Tuesday, October 18, 2011

Because smiling, happy Swedes are rare, and we also believe that anything is possible if you put your mind to it. However, current research show that optimism, instead of being a virtue, it is a brain malfunction. Another term could be folk-psychologically insane.

Our thesis supervisor have given us a small stack of Jerome Bruner books on narratives and story-making and with titles like Actual minds, possible worlds, we are enjoying every page of it. In Acts of Meaning he pretty much, in his own meta-academic manner, sums up a lot of our feeling-driven behaviour;

But we also know that desire may lead us to find meanings in contexts where others might not. /.../ This reciprocal relation between perceived states of the world and one's desires, each affecting the other, creates a subtle dramatism about human action which also informs the narrative structure of folk psychology.
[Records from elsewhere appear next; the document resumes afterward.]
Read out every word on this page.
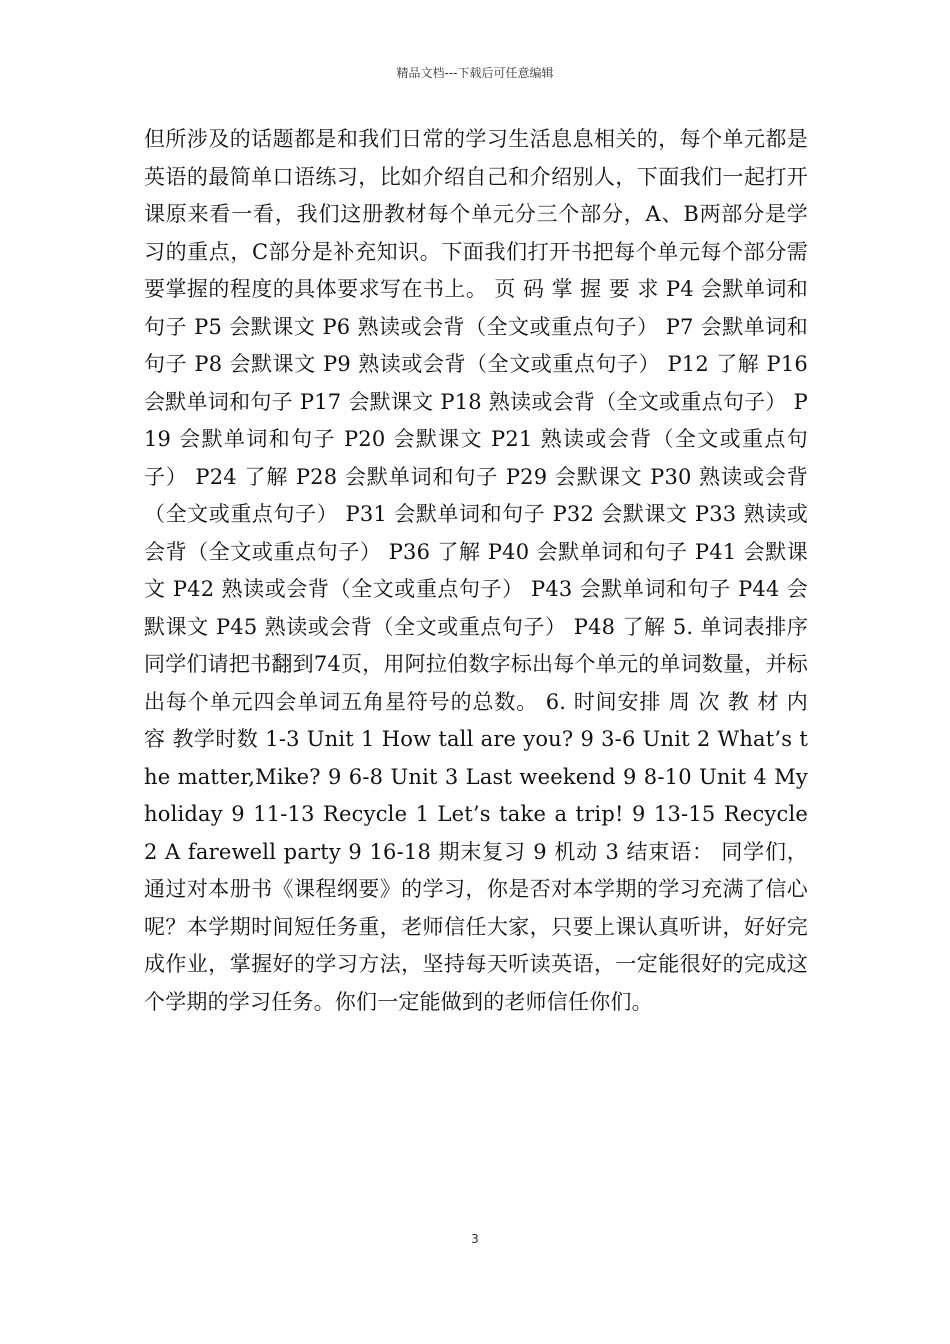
精品文档---下载后可任意编辑

但所涉及的话题都是和我们日常的学习生活息息相关的，每个单元都是英语的最简单口语练习，比如介绍自己和介绍别人，下面我们一起打开课原来看一看，我们这册教材每个单元分三个部分，A、B两部分是学习的重点，C部分是补充知识。下面我们打开书把每个单元每个部分需要掌握的程度的具体要求写在书上。 页 码 掌 握 要 求 P4 会默单词和句子 P5 会默课文 P6 熟读或会背（全文或重点句子） P7 会默单词和句子 P8 会默课文 P9 熟读或会背（全文或重点句子） P12 了解 P16 会默单词和句子 P17 会默课文 P18 熟读或会背（全文或重点句子） P19 会默单词和句子 P20 会默课文 P21 熟读或会背（全文或重点句子） P24 了解 P28 会默单词和句子 P29 会默课文 P30 熟读或会背（全文或重点句子） P31 会默单词和句子 P32 会默课文 P33 熟读或会背（全文或重点句子） P36 了解 P40 会默单词和句子 P41 会默课文 P42 熟读或会背（全文或重点句子） P43 会默单词和句子 P44 会默课文 P45 熟读或会背（全文或重点句子） P48 了解 5. 单词表排序 同学们请把书翻到74页，用阿拉伯数字标出每个单元的单词数量，并标出每个单元四会单词五角星符号的总数。 6. 时间安排 周 次 教 材 内 容 教学时数 1-3 Unit 1 How tall are you? 9 3-6 Unit 2 What’s the matter,Mike? 9 6-8 Unit 3 Last weekend 9 8-10 Unit 4 My holiday 9 11-13 Recycle 1 Let’s take a trip! 9 13-15 Recycle 2 A farewell party 9 16-18 期末复习 9 机动 3 结束语： 同学们，通过对本册书《课程纲要》的学习，你是否对本学期的学习充满了信心呢？本学期时间短任务重，老师信任大家，只要上课认真听讲，好好完成作业，掌握好的学习方法，坚持每天听读英语，一定能很好的完成这个学期的学习任务。你们一定能做到的老师信任你们。

3
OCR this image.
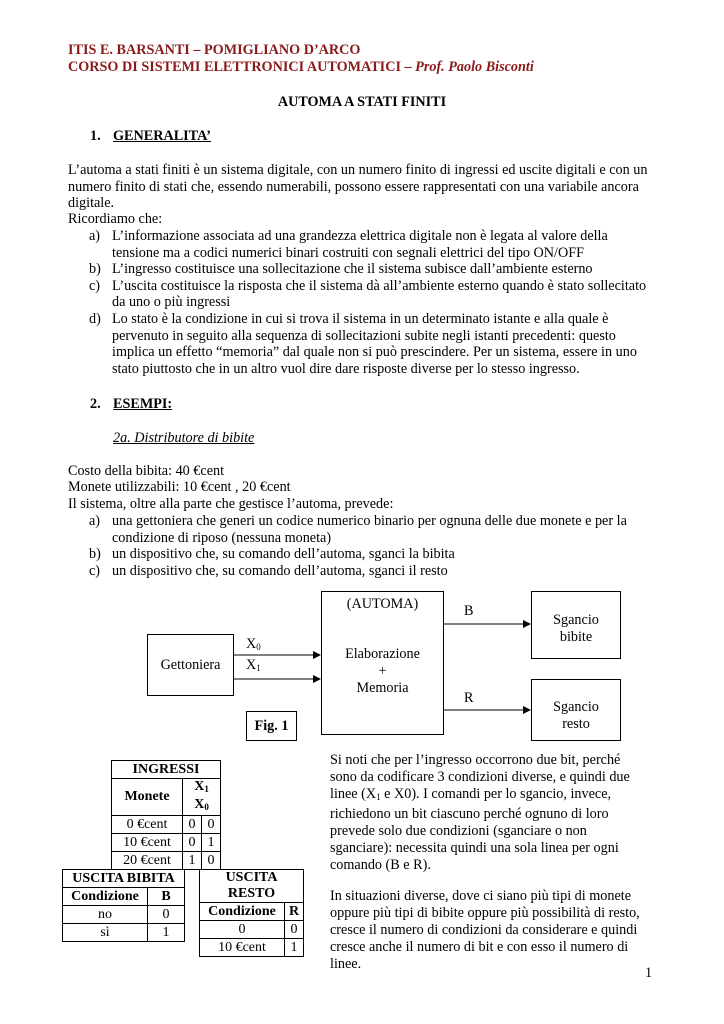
ITIS E. BARSANTI – POMIGLIANO D’ARCO
CORSO DI SISTEMI ELETTRONICI AUTOMATICI – Prof. Paolo Bisconti
AUTOMA A STATI FINITI
1. GENERALITA’
L’automa a stati finiti è un sistema digitale, con un numero finito di ingressi ed uscite digitali e con un numero finito di stati che, essendo numerabili, possono essere rappresentati con una variabile ancora digitale.
Ricordiamo che:
a) L’informazione associata ad una grandezza elettrica digitale non è legata al valore della tensione ma a codici numerici binari costruiti con segnali elettrici del tipo ON/OFF
b) L’ingresso costituisce una sollecitazione che il sistema subisce dall’ambiente esterno
c) L’uscita costituisce la risposta che il sistema dà all’ambiente esterno quando è stato sollecitato da uno o più ingressi
d) Lo stato è la condizione in cui si trova il sistema in un determinato istante e alla quale è pervenuto in seguito alla sequenza di sollecitazioni subite negli istanti precedenti: questo implica un effetto “memoria” dal quale non si può prescindere. Per un sistema, essere in uno stato piuttosto che in un altro vuol dire dare risposte diverse per lo stesso ingresso.
2. ESEMPI:
2a. Distributore di bibite
Costo della bibita: 40 €cent
Monete utilizzabili: 10 €cent , 20 €cent
Il sistema, oltre alla parte che gestisce l’automa, prevede:
a) una gettoniera che generi un codice numerico binario per ognuna delle due monete e per la condizione di riposo (nessuna moneta)
b) un dispositivo che, su comando dell’automa, sganci la bibita
c) un dispositivo che, su comando dell’automa, sganci il resto
Gettoniera
$X_0$
$X_1$
(AUTOMA)
Elaborazione
+
Memoria
B
R
Sgancio
bibite
Sgancio
resto
Fig. 1
INGRESSI		
Monete	$X_1$ $X_0$
0 €cent	0	0
10 €cent	0	1
20 €cent	1	0
USCITA BIBITA	
Condizione	B
no	0
sì	1
USCITA RESTO	
Condizione	R
0	0
10 €cent	1
Si noti che per l’ingresso occorrono due bit, perché sono da codificare 3 condizioni diverse, e quindi due linee ($X_1$ e X0). I comandi per lo sgancio, invece, richiedono un bit ciascuno perché ognuno di loro prevede solo due condizioni (sganciare o non sganciare): necessita quindi una sola linea per ogni comando (B e R).
In situazioni diverse, dove ci siano più tipi di monete oppure più tipi di bibite oppure più possibilità di resto, cresce il numero di condizioni da considerare e quindi cresce anche il numero di bit e con esso il numero di linee.
1
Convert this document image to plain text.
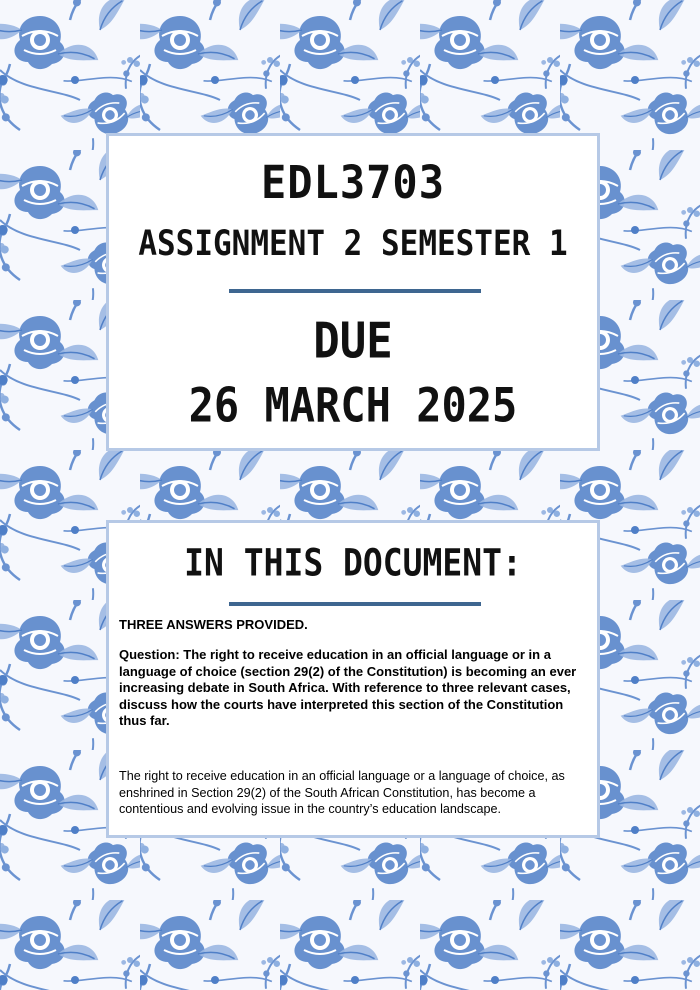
EDL3703
ASSIGNMENT 2 SEMESTER 1
DUE
26 MARCH 2025
IN THIS DOCUMENT:

THREE ANSWERS PROVIDED.

Question: The right to receive education in an official language or in a language of choice (section 29(2) of the Constitution) is becoming an ever increasing debate in South Africa. With reference to three relevant cases, discuss how the courts have interpreted this section of the Constitution thus far.

The right to receive education in an official language or a language of choice, as enshrined in Section 29(2) of the South African Constitution, has become a contentious and evolving issue in the country’s education landscape.
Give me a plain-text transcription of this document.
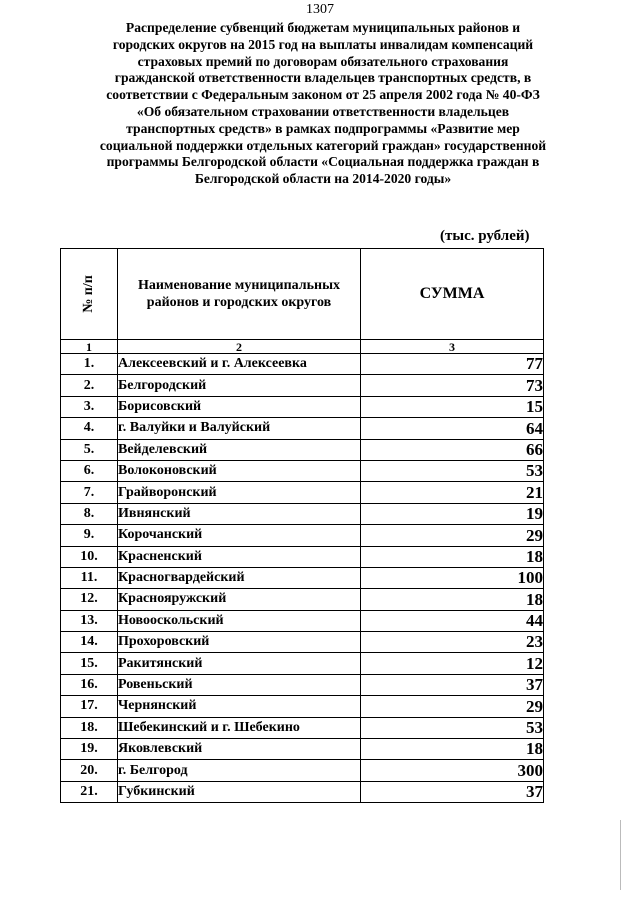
1307
Распределение субвенций бюджетам муниципальных районов и
городских округов на 2015 год на выплаты инвалидам компенсаций
страховых премий по договорам обязательного страхования
гражданской ответственности владельцев транспортных средств, в
соответствии с Федеральным законом от 25 апреля 2002 года № 40-ФЗ
«Об обязательном страховании ответственности владельцев
транспортных средств» в рамках подпрограммы «Развитие мер
социальной поддержки отдельных категорий граждан» государственной
программы Белгородской области «Социальная поддержка граждан в
Белгородской области на 2014-2020 годы»
(тыс. рублей)
№ п/п	Наименование муниципальных районов и городских округов	СУММА

1	2	3
1.	Алексеевский и г. Алексеевка	77
2.	Белгородский	73
3.	Борисовский	15
4.	г. Валуйки и Валуйский	64
5.	Вейделевский	66
6.	Волоконовский	53
7.	Грайворонский	21
8.	Ивнянский	19
9.	Корочанский	29
10.	Красненский	18
11.	Красногвардейский	100
12.	Краснояружский	18
13.	Новооскольский	44
14.	Прохоровский	23
15.	Ракитянский	12
16.	Ровеньский	37
17.	Чернянский	29
18.	Шебекинский и г. Шебекино	53
19.	Яковлевский	18
20.	г. Белгород	300
21.	Губкинский	37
When anybody is seen to believe or desire or act in a way that fails to take the state of the world into account, to commit a truly gratuitous act, he is judged to be folk-psychologically insane unless he as an agent can be narratively reconstructed as being in the grip of mitigating quandary or of crushing circumstances. It may take a searching judicial trial in real life or a whole novel in fiction to effect such a reconstrual. But folk psychology has room for such reconstruals: "truth is stranger than fiction."